4- What is the value of incident intensity, are you sure take it 100 mW/cm2.
5- Are you sure the area is 0.04 cm2, this is very small for sample under test, therefore this effect on the efficiency and addition to the incident intensity value.
Finally, i hope i can help you, and this informations from my experience.
Thank you very much for your information, I will take care of what you said, and I will clean all the contacts as well to be sure that is/is not the problem. Regarding to the two direction scanning, I not sure but I think it was observed when reverse mode. being that the case what can be the conclusion? Regarding to the other questions sure the irradiance is 100 and the area of the cell is 0.04 cm2. I usually prepare devices that have 4 cells on it, which all of them present the same area and we test them individually, so that is why the are is to small, I was thinking to connect them in series and then measure all in once, with an are of 0.2.
It is true that the characteristic is bizzare, I agree with the remark concerning the FF which is too large. For the calculation of the efficiency, what the value of the intensity power because I think the effi is as great.
Hi Vladimir, yes Olivia is working with me. And both of us are trying to find some answers. Thank you. So far we have done the measurement in two different solar simulators, and the results are similar, and also the film factor is more that 90. It is hard to believe it but we don't know what is wrong yet. Our efficiency is around 18%, but in some cases the shape of the curve is weird, that is not always happening but it frequently.
Is it a single-junction cell or a tandem structure? For tandems, a current matching problem can easily result in such an I--V curve. For organic cells, nonlinearities in the series resistance may occur which could lead to such an I--V curve.

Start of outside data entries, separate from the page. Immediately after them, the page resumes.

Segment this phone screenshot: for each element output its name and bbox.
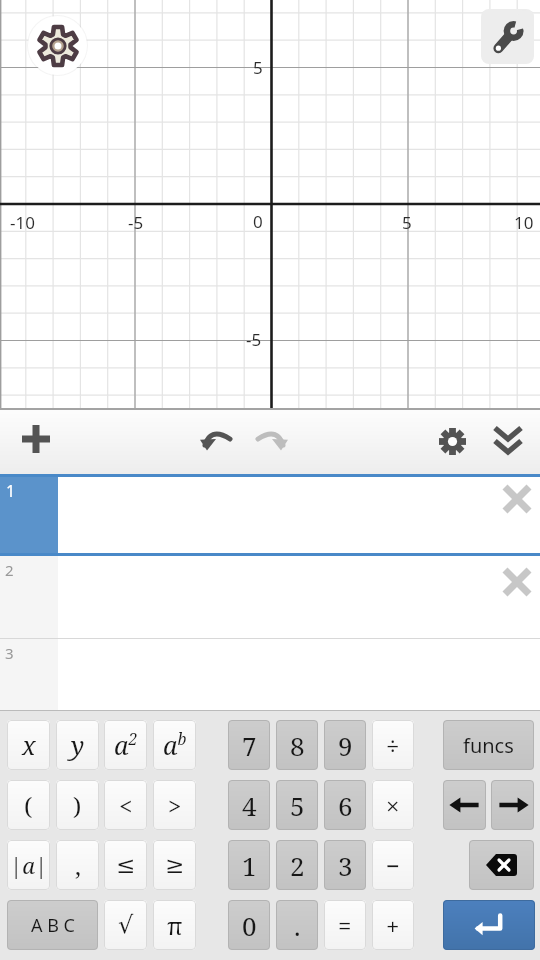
button[interactable]: funcs — [443, 720, 534, 770]
staticText: A B C — [31, 913, 75, 938]
button[interactable] — [195, 417, 239, 461]
button[interactable]: 3 — [324, 840, 366, 890]
button[interactable]: a2 — [104, 720, 147, 770]
button[interactable]: , — [56, 840, 99, 890]
button[interactable]: 4 — [228, 780, 270, 830]
staticText: ≥ — [165, 852, 185, 879]
button[interactable]: x — [7, 720, 50, 770]
button[interactable]: 3 — [0, 639, 540, 710]
button[interactable]: = — [324, 900, 366, 950]
staticText: π — [167, 909, 183, 942]
button[interactable] — [430, 419, 474, 463]
staticText: > — [168, 789, 182, 822]
button[interactable] — [486, 417, 530, 461]
button[interactable]: 7 — [228, 720, 270, 770]
staticText: 5 — [253, 56, 263, 79]
button[interactable]: 9 — [324, 720, 366, 770]
staticText: 3 — [338, 848, 353, 883]
staticText: 2 — [5, 560, 14, 580]
button[interactable]: y — [56, 720, 99, 770]
staticText: x — [22, 728, 36, 762]
button[interactable]: < — [104, 780, 147, 830]
button[interactable]: 8 — [276, 720, 318, 770]
button[interactable]: π — [153, 900, 196, 950]
staticText: ab — [163, 728, 187, 762]
staticText: − — [386, 849, 400, 882]
staticText: ( — [24, 789, 33, 822]
button[interactable] — [481, 9, 534, 64]
staticText: -10 — [10, 211, 35, 234]
button[interactable]: ÷ — [372, 720, 414, 770]
staticText: 4 — [242, 788, 257, 823]
button[interactable]: |a| — [7, 840, 50, 890]
button[interactable]: ( — [7, 780, 50, 830]
staticText: funcs — [463, 732, 514, 759]
staticText: ≤ — [116, 852, 136, 879]
button[interactable] — [14, 417, 58, 461]
staticText: 10 — [514, 211, 534, 234]
staticText: 5 — [290, 788, 305, 823]
staticText: |a| — [10, 850, 48, 880]
staticText: 0 — [242, 908, 257, 943]
button[interactable]: . — [276, 900, 318, 950]
staticText: 0 — [253, 210, 263, 233]
button[interactable] — [469, 840, 534, 890]
staticText: 1 — [6, 480, 16, 502]
button[interactable]: ab — [153, 720, 196, 770]
button[interactable]: ≥ — [153, 840, 196, 890]
button[interactable]: 2 — [276, 840, 318, 890]
staticText: √ — [118, 911, 134, 939]
staticText: 1 — [242, 848, 257, 883]
button[interactable]: 5 — [276, 780, 318, 830]
button[interactable]: − — [372, 840, 414, 890]
button[interactable]: ) — [56, 780, 99, 830]
button[interactable]: A B C — [7, 900, 98, 950]
staticText: 9 — [338, 728, 353, 763]
button[interactable]: > — [153, 780, 196, 830]
staticText: a2 — [114, 728, 138, 762]
staticText: 3 — [5, 643, 14, 663]
button[interactable]: √ — [104, 900, 147, 950]
button[interactable]: + — [372, 900, 414, 950]
staticText: ÷ — [386, 729, 400, 762]
button[interactable] — [504, 486, 530, 512]
staticText: ) — [73, 789, 82, 822]
staticText: 2 — [290, 848, 305, 883]
button[interactable]: 6 — [324, 780, 366, 830]
staticText: < — [119, 789, 133, 822]
button[interactable] — [504, 569, 530, 595]
button[interactable]: × — [372, 780, 414, 830]
button[interactable] — [443, 900, 535, 950]
staticText: 8 — [290, 728, 305, 763]
button[interactable] — [491, 780, 534, 830]
button[interactable]: 1 — [228, 840, 270, 890]
staticText: 7 — [242, 728, 257, 763]
button[interactable]: 0 — [228, 900, 270, 950]
button[interactable]: ≤ — [104, 840, 147, 890]
staticText: = — [338, 909, 352, 942]
staticText: + — [386, 909, 400, 942]
staticText: , — [75, 849, 81, 882]
button[interactable]: 1 — [0, 477, 540, 553]
staticText: 6 — [338, 788, 353, 823]
staticText: 5 — [402, 211, 412, 234]
button[interactable] — [443, 780, 486, 830]
staticText: . — [294, 908, 301, 943]
staticText: -5 — [246, 328, 262, 351]
button[interactable]: 2 — [0, 556, 540, 638]
staticText: -5 — [128, 211, 144, 234]
button[interactable] — [249, 417, 293, 461]
staticText: y — [71, 728, 85, 762]
button[interactable] — [28, 16, 87, 75]
staticText: × — [386, 789, 400, 822]
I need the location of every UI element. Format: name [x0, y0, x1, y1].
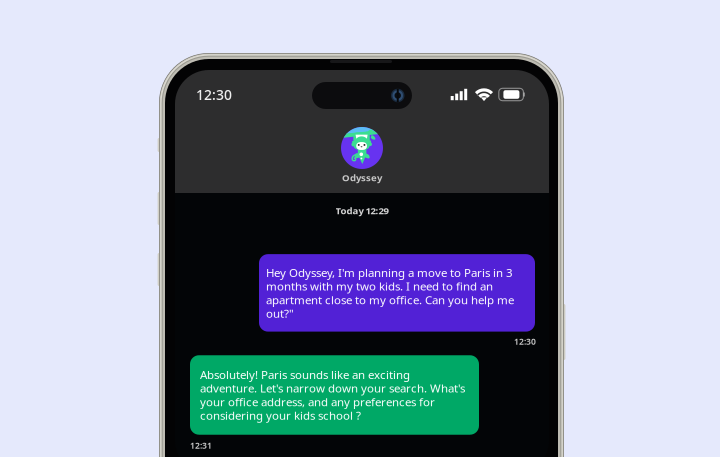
staticText: 12:30: [196, 85, 232, 104]
staticText: 12:31: [190, 440, 212, 451]
staticText: 12:30: [514, 336, 536, 347]
button[interactable]: Odyssey: [341, 127, 383, 184]
staticText: Odyssey: [342, 171, 382, 184]
staticText: Today 12:29: [336, 204, 388, 217]
staticText: Hey Odyssey, I'm planning a move to Pari…: [266, 265, 514, 321]
staticText: Absolutely! Paris sounds like an excitin…: [200, 367, 465, 423]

It is not a tandem structure, the architecture is ITO/PEDOT-PSS/Perovskite/Fullerene/Al. But is such behavior is observed in tandem, what can be the explanation? Thank you in advance.
Did you check https://www.researchgate.net/publication/261044878 already? Have a close look at Fig. 1: For the lowest scan rate, 0.011 V/s, and going from forward bias (FB) to short circuit (SC), there is a reduction in external current density for smaller voltages. (I have no idea whether this is relevant for you, I just try to give hints, since this is not my field of expertise.)

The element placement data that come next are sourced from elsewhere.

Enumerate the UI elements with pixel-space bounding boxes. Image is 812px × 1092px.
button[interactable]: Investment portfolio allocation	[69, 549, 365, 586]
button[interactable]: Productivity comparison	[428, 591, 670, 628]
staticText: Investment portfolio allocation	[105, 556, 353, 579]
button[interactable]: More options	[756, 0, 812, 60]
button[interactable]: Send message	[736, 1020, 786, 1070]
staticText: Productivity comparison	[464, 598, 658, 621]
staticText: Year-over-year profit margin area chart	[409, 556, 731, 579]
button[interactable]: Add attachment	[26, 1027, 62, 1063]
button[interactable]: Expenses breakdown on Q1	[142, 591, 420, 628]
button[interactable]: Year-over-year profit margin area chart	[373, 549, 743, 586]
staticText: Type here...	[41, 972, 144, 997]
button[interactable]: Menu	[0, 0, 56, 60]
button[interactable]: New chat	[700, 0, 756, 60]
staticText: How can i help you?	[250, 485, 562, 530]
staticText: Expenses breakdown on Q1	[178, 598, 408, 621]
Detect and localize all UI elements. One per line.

Article Anomalous Hysteresis in Perovskite Solar Cells
I think you must reduce the scanning rate (increase sweep points) . If your device based on liquid electrolyte it might be excess amount of electrolyte
Since you said it is a perovskite, this behaviour is most probably related to some hysteresis effects. Try to drastically reduce the scanning speed and maybe also try to revert the sweep direction and see what happens.
If you change sweep-direction, you can find I-V isn't closed overlap for emerging PV. This is called " Capacitance effect " and " Hysteresis effect" for Emerging PV, Ex. PSC (perovskite solar cell), DSSC, OPV, ...

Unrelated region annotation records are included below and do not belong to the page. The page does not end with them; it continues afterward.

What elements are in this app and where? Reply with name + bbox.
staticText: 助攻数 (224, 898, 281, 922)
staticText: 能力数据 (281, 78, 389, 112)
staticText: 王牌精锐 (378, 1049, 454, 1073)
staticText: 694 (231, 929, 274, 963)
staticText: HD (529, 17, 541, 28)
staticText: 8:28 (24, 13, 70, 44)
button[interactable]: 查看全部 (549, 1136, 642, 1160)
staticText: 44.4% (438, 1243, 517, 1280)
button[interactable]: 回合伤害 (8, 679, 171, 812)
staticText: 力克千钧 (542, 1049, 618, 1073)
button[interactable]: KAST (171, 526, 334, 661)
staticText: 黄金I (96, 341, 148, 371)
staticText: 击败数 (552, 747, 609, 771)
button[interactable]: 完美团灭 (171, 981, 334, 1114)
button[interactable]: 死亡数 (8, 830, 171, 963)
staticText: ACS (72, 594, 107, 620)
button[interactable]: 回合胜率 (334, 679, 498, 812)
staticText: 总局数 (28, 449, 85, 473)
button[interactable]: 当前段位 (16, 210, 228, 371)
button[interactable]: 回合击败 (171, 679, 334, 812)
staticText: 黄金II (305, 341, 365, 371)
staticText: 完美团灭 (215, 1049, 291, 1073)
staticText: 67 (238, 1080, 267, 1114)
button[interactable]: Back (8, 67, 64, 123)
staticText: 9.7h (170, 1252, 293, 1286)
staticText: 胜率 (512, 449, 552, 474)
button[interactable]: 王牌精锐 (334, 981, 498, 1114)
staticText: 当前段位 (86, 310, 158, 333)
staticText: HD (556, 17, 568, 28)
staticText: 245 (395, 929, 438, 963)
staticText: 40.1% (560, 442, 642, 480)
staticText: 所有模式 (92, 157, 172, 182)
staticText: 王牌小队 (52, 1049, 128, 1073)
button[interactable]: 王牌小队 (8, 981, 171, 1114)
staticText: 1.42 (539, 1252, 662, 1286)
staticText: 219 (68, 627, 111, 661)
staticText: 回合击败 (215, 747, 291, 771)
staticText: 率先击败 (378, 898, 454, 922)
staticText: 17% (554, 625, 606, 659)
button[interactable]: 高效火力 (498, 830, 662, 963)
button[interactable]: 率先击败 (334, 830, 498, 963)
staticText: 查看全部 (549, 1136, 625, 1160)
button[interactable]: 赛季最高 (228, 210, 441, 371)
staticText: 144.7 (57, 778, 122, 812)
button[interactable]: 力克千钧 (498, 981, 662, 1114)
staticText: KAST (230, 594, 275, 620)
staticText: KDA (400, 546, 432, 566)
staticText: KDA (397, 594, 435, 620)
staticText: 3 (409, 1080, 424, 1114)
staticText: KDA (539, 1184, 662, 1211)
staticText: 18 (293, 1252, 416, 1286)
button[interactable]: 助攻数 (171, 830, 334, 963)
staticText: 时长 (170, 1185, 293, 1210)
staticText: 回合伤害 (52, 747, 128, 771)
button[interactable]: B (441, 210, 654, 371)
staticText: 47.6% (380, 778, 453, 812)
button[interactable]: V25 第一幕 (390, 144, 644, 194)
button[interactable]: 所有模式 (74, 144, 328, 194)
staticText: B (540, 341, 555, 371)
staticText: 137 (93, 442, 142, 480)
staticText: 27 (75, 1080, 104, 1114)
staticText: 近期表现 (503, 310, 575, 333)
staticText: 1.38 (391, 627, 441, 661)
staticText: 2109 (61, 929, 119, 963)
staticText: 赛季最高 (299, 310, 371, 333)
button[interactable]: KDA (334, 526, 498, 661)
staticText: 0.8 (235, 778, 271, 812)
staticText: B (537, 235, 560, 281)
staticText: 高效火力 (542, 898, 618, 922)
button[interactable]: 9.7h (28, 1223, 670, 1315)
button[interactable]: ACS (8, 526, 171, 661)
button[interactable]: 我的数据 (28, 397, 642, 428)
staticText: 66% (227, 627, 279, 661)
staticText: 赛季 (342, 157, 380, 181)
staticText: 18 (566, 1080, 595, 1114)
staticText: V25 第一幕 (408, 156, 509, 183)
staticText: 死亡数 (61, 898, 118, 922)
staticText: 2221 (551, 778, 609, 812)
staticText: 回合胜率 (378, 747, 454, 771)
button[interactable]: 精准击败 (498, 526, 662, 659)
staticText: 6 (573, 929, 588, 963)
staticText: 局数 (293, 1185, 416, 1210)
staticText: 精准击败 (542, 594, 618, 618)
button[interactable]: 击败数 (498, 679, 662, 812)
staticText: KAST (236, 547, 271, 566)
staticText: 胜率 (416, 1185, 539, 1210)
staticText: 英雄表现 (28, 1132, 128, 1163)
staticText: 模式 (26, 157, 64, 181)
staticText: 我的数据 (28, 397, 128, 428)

The solution, you will be find from
(1) "Towards stable and commercially available perovskite solar cells", Nature Energy 2016, 16152 (DOI: 10.1038/nenergy.2016.152)
Thank you very much to all of you that in a different way were providing me with an explanation or suggestion for this issue. After some time we were able to solve the problem and it was solved when the entire device was fabricated inside the globe box. Previously we put only the perovskite and the fullerene inside, then we took them out and transfer them to the evaporation chamber in air conditions, now we transfer them through a tunnel and no air is present. Still I don't have the explanation for this, but we haven't see that weird shape anymore. Thank you again.